Looking back now at Richter's and Judd's works in this old factory, it is clear that meaning emerges essentially in a consideration of the material, physical, historical world. Their art draws attention to the situation of its own viewing. Each work is grounded to its site; it has a complicated and mournful relationship to the past, and does not offer any indication or fantasy of a world beyond. The projects of De Maria and Sandback, however, approach an opposite model. Although their art may appear more grounded or tied to the gallery space, it seeks to orient the attention of the viewer inwards and indeed out of the site. Consider, in the case of De Maria's works, the rupture between perception and mathematical reality, in which the human perception of size and space works in opposition to the mathematical reality. For Sandback, a kind of quivering phenomenology gets the viewer to perceive shapes that appear out of thin air. The stability and reality of the material world has become suspect. For Sandback and De Maria, the phenomenal world can be shaken by perceptual tricks, but for Richter and Judd the phenomenal world can harbor no illusions.
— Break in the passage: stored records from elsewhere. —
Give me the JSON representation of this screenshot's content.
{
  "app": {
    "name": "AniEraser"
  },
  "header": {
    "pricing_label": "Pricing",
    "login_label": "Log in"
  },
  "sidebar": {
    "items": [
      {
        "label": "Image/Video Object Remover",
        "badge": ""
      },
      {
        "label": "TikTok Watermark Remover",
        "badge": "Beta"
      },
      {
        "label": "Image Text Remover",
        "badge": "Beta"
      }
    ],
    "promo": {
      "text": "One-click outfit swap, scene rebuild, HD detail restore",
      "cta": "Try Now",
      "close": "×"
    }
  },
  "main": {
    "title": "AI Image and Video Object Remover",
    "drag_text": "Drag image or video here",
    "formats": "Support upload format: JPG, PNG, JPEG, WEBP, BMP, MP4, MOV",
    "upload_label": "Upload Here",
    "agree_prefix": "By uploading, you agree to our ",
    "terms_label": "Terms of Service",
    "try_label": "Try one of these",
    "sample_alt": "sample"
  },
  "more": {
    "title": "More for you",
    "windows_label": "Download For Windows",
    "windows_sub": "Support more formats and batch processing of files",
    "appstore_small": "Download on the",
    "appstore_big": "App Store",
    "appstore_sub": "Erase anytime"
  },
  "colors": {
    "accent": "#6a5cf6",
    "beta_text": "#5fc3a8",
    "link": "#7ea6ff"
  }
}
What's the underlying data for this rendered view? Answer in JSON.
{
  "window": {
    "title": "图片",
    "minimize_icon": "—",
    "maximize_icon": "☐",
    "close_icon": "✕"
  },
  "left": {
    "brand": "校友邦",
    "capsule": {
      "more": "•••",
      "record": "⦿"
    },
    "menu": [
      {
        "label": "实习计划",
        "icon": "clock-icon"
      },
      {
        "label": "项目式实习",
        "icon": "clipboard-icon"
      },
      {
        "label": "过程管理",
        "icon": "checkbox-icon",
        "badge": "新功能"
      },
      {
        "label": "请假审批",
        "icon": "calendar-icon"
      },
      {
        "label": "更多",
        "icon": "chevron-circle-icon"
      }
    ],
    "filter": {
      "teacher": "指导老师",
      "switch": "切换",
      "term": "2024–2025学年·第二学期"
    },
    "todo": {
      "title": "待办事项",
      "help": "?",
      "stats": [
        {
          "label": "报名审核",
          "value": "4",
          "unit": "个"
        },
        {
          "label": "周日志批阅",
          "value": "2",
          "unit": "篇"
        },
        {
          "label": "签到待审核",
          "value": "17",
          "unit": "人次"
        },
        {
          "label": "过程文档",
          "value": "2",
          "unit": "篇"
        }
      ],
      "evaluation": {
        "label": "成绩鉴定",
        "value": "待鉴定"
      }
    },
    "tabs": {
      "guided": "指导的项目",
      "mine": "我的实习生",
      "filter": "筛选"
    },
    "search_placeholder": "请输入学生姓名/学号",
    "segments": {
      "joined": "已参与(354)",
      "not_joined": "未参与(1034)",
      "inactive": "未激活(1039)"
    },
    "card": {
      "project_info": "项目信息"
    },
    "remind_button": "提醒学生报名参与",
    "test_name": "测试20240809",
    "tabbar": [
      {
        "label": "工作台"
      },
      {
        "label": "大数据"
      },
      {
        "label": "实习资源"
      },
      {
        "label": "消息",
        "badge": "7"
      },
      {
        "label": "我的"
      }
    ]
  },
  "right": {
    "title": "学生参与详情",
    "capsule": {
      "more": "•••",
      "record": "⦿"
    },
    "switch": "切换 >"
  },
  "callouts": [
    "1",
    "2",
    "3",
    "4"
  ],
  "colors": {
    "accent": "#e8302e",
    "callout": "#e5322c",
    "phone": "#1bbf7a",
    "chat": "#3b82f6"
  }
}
Let me end my highly limited tour here. We have walked along the central axis of the factory, from the doorway, where you leave the views of the Hudson, all the way to the back wall where a window opens onto that same landscape. In this museum, the visitor's movements are what bring forth meaning; the works communicate their meaning as the viewer walks his course around them. The questions that flow from this situation point us back to the various ways we have seen artists treat the idea of transcendental possibilities for art. A quote from Thomas McEvilley's introduction to Brian O'Doherty's book Inside the White Cube: The Ideology of the Gallery Space might offer some useful insight. Writing about the aesthetics of gallery display in the era when the "white cube" design came to dominate, he writes:
The white cube was a transitional device that attempted to bleach out the past and at the same time control the future by appealing to supposedly transcendental modes of presence and power. But the problem with transcendental principles is that by definition they speak of another world, not this one. It is this other world, or access to it, that the white cube represents. It is like Plato's vision of a higher metaphysical realm where from, shiningly attenuated and abstract like mathematics, is utterly disconnected from the life of human experience here below.3
As any walk through Chelsea or the MoMA clearly demonstrates, the white cube still holds as the predominant mode of display for most 20th century and contemporary artists. But Dia: Beacon offers a new model for art display that meaningfully complicates the environment of looking at art. This is art in a reclaimed industrial building that bears its own history (as a factory) juxtaposed with its present function as a museum. American industry, technology, labor and production are now thrust into conversation with the art of the last forty years, and the meaning of this is provocatively ambiguous. The binaries between history and eternity, the material and the transcendental, industry and nature, stability and flux: these are on display at Dia: Beacon. A pilgrimage to Dia sends a visitor whirling through, between, across, and in the midst of these extremes, and it's just a gorgeous train ride away.